Understanding The Registry Editor
When it comes to hacking Windows, we need to know how to use the Registry which contains the underlying organization of the entire OS. The Registry is the single best tool available for hacking in windows, so we shouldn’t fear the Registry. The Registry is a hierarchical database of information that defines exactly how your system works, including virtually every part of Windows and its applications. Windows contains so many different settings and customizations that it simply wasn’t possible for Microsoft to build a graphical interface for every conceivable option. And many times it’s easier, and you get more options when you edit the Registry instead of using the graphical Windows interface. You can use Windows without ever editing the Registry—many users do—but advanced users understand its power tool status.
The Five Logical Registry Hives:
The Registry has thousands of settings. In fact, it often has tens of thousands of them. They are organized into five main Registry sections, called Registry hives. Think of each have as a root directory. Each hive has a different purpose but the settings in different hives may be exactly same.
1. HKEY_CLASSES_ROOT
This hive contains information about file types, filename extensions, and similar information and how to handle them.
2. HKEY_CURRENT_USER
This hive contains configuration information about the system setup of the user that is currently logged in to Windows which manages user’s rights & network connection.
3.HKEY_LOCAL_MACHINE
This hive contains information about the computer itself, as well as the operating system including the entire hardware setup and the installed software.
4. HKEY_USERS
This hive contains information about every user profile on the system.
5. HKEY_CURRENT_CONFIG
This hive contains information about the current hardware configuration of the system
Using Keys and Values
Each hive is at the top of the hierarchy, and underneath each hive are keys, which can in turn contain subkeys, and those subkeys can contain subkeys, and so on, organized in folder like fashion, much like a hard drive.
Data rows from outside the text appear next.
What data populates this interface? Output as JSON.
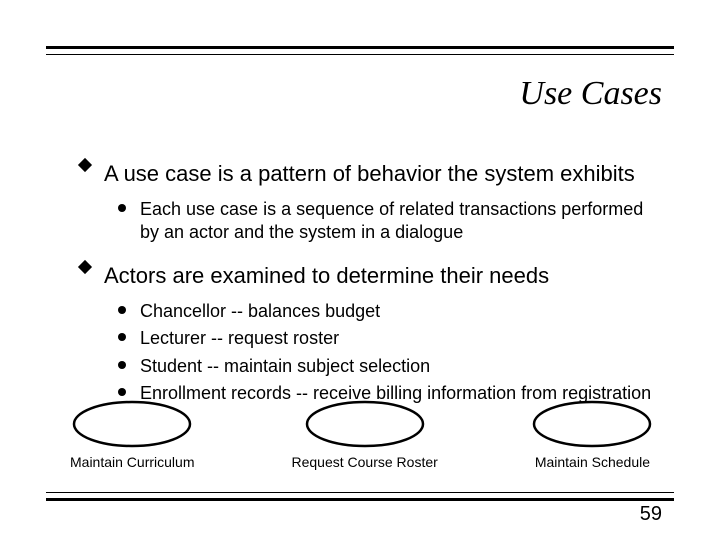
{
  "title": "Use Cases",
  "bullets": {
    "b1": "A use case is a pattern of behavior the system exhibits",
    "b1_sub1": "Each use case is a sequence of related transactions performed by an actor and the system in a dialogue",
    "b2": "Actors are examined to determine their needs",
    "b2_sub1": "Chancellor -- balances budget",
    "b2_sub2": "Lecturer -- request roster",
    "b2_sub3": "Student -- maintain subject selection",
    "b2_sub4": "Enrollment records -- receive billing information from registration"
  },
  "usecases": {
    "u1": "Maintain Curriculum",
    "u2": "Request Course Roster",
    "u3": "Maintain Schedule"
  },
  "page_number": "59"
}
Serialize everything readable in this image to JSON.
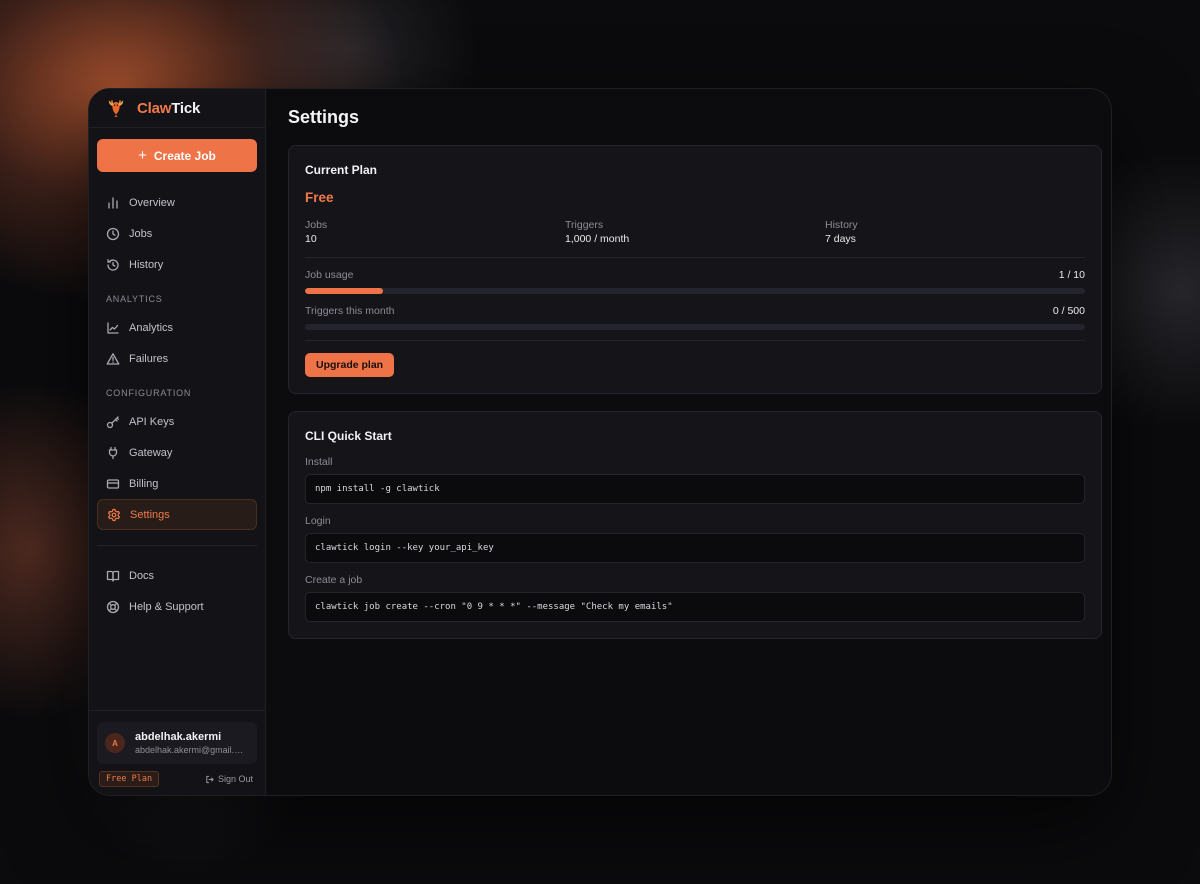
{
  "brand": {
    "part1": "Claw",
    "part2": "Tick"
  },
  "sidebar": {
    "create_label": "Create Job",
    "main_items": [
      {
        "label": "Overview",
        "icon": "bar-chart-icon"
      },
      {
        "label": "Jobs",
        "icon": "clock-icon"
      },
      {
        "label": "History",
        "icon": "history-icon"
      }
    ],
    "analytics_section": "ANALYTICS",
    "analytics_items": [
      {
        "label": "Analytics",
        "icon": "line-chart-icon"
      },
      {
        "label": "Failures",
        "icon": "warning-icon"
      }
    ],
    "config_section": "CONFIGURATION",
    "config_items": [
      {
        "label": "API Keys",
        "icon": "key-icon"
      },
      {
        "label": "Gateway",
        "icon": "plug-icon"
      },
      {
        "label": "Billing",
        "icon": "credit-card-icon"
      },
      {
        "label": "Settings",
        "icon": "gear-icon",
        "active": true
      }
    ],
    "footer_items": [
      {
        "label": "Docs",
        "icon": "book-icon"
      },
      {
        "label": "Help & Support",
        "icon": "lifebuoy-icon"
      }
    ]
  },
  "user": {
    "initial": "A",
    "name": "abdelhak.akermi",
    "email": "abdelhak.akermi@gmail.com",
    "plan_badge": "Free Plan",
    "signout_label": "Sign Out"
  },
  "page": {
    "title": "Settings",
    "plan_card": {
      "title": "Current Plan",
      "plan_name": "Free",
      "stats": [
        {
          "label": "Jobs",
          "value": "10"
        },
        {
          "label": "Triggers",
          "value": "1,000 / month"
        },
        {
          "label": "History",
          "value": "7 days"
        }
      ],
      "job_usage": {
        "label": "Job usage",
        "value": "1 / 10",
        "fraction": 0.1
      },
      "trigger_usage": {
        "label": "Triggers this month",
        "value": "0 / 500",
        "fraction": 0
      },
      "upgrade_label": "Upgrade plan"
    },
    "cli_card": {
      "title": "CLI Quick Start",
      "steps": [
        {
          "label": "Install",
          "command": "npm install -g clawtick"
        },
        {
          "label": "Login",
          "command": "clawtick login --key your_api_key"
        },
        {
          "label": "Create a job",
          "command": "clawtick job create --cron \"0 9 * * *\" --message \"Check my emails\""
        }
      ]
    }
  },
  "colors": {
    "accent": "#ee7448",
    "background": "#0c0c0f"
  }
}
A key can contain one or more values. Here are the six primary datatypes of values in the Registry:
REG_SZ (string value)
This datatype is easy to understand and edit because it is made up of plain text and numbers. It is one of the most common datatypes in the Registry.
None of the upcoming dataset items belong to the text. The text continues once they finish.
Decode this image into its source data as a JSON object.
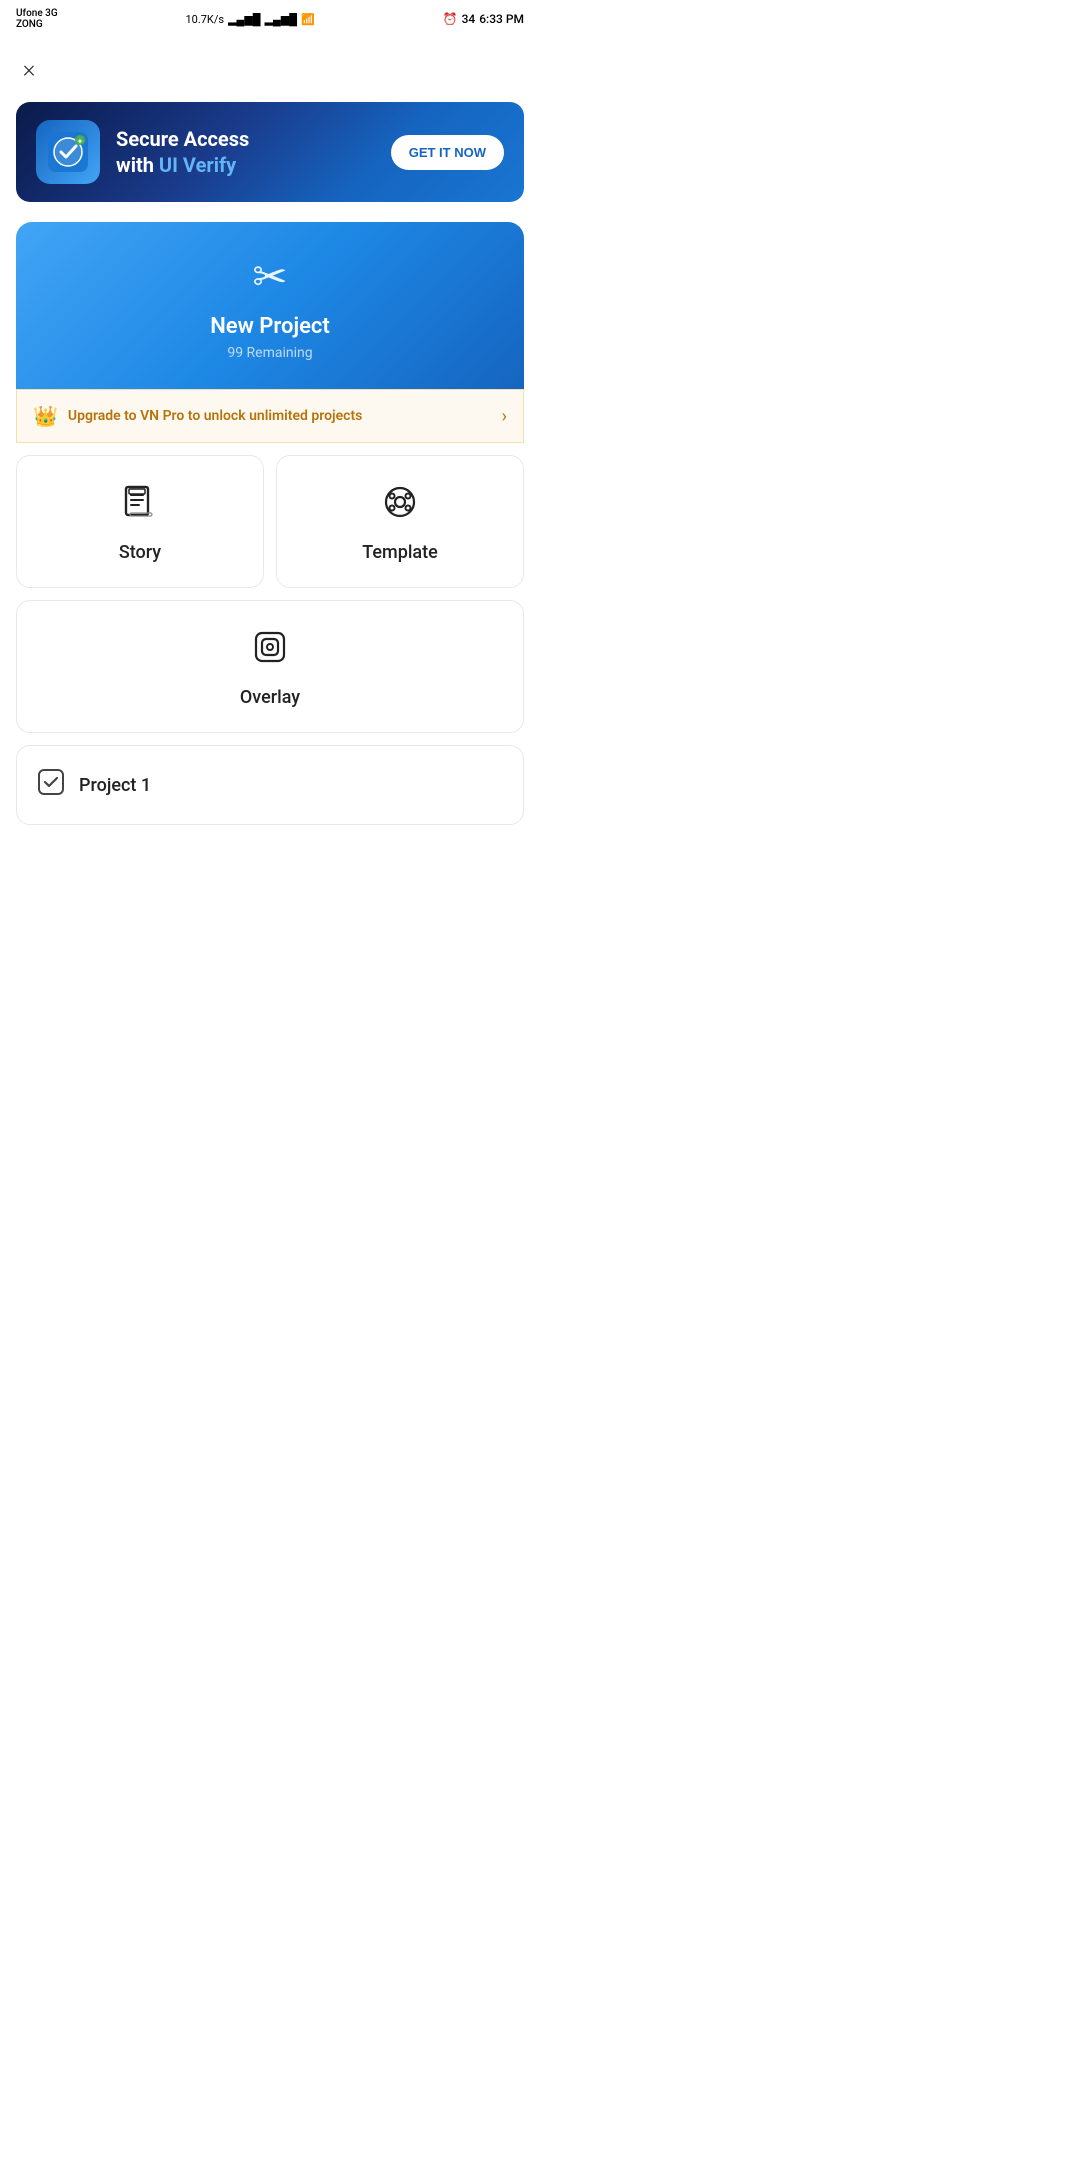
{
  "statusBar": {
    "carrier": "Ufone 3G",
    "carrier2": "ZONG",
    "signal": "10.7K/s",
    "time": "6:33 PM",
    "battery": "34"
  },
  "close": {
    "icon": "×"
  },
  "adBanner": {
    "title": "Secure Access",
    "subtitle_plain": "with ",
    "subtitle_colored": "UI Verify",
    "cta": "GET IT NOW"
  },
  "newProject": {
    "icon": "✂",
    "title": "New Project",
    "remaining": "99 Remaining"
  },
  "upgrade": {
    "crown": "👑",
    "text": "Upgrade to VN Pro to unlock unlimited projects",
    "chevron": "›"
  },
  "projectTypes": [
    {
      "icon": "story",
      "label": "Story"
    },
    {
      "icon": "template",
      "label": "Template"
    }
  ],
  "overlay": {
    "label": "Overlay"
  },
  "project1": {
    "label": "Project 1"
  }
}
REG_MULTI_SZ (string array value)
This datatype contains several strings of plain text and numbers. The Registry Editor will let you edit these values, but it won’t let you create them.
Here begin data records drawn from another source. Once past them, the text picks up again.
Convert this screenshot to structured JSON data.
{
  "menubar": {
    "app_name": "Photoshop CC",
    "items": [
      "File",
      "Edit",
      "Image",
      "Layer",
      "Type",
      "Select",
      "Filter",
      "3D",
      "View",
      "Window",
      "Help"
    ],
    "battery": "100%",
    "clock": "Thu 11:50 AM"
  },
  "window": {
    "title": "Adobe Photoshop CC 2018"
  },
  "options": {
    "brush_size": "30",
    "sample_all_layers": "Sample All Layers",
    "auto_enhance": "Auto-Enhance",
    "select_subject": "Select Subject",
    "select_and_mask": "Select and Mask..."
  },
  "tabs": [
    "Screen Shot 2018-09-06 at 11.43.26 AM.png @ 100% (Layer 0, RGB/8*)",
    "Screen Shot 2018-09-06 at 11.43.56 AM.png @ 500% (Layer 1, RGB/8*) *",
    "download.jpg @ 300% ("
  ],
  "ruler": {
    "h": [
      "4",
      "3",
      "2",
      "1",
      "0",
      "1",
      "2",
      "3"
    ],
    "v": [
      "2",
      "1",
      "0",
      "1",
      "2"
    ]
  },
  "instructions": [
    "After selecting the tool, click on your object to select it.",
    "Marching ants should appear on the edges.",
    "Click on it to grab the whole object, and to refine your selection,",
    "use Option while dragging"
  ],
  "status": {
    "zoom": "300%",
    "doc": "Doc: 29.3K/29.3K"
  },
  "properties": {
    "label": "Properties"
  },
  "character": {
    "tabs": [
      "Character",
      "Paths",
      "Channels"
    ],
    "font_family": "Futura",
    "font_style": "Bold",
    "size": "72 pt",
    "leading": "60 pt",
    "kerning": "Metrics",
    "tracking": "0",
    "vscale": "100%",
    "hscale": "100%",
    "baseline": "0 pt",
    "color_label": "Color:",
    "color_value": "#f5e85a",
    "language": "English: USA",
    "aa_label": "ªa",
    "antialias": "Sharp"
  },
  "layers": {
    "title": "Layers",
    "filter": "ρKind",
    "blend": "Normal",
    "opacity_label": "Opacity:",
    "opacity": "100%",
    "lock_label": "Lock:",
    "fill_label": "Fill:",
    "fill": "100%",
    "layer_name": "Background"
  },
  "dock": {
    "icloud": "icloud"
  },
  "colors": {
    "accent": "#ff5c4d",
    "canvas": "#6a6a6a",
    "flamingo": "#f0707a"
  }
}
REG_EXPAND_SZ (expanded string value)
This datatype contains variables that Windows uses to point to the location of files. For example, to point to the location of the nature theme file, the expanded string value in the Registry is %SystemRoot%\resources\Themes\nature.theme.
REG_BINARY (binary value)
This datatype is made up of binary data: 0s and 1s. As a general rule, you won’t edit binary values; instead you’ll edit string values because they’re made up of text and numbers.
REG_DWORD (DWORD values)
This datatype is represented as a number. Sometimes a 0 turns on the key or a 1 turns off the key, though it can use other numbers as well. While you see and edit the value as a number, such as 456, the Registry itself views the number as a hexadecimal number, 1C8.
REG_QWORD (QWORD values)
This is like REG_DWORD, except that it can hold larger values. A DWORD holds 32 bits (D stands for double, and Q stands for quad), and a QWORD holds 64 bits.
This is the basic things we need to understand about the Registry Editor in order to use it and handle it properly. In the next blog, I will put some examples so that every one can understand the power of registry editor.
**Avert disaster by backing up the Registry so that you’ll
always be able to revert to a clean copy.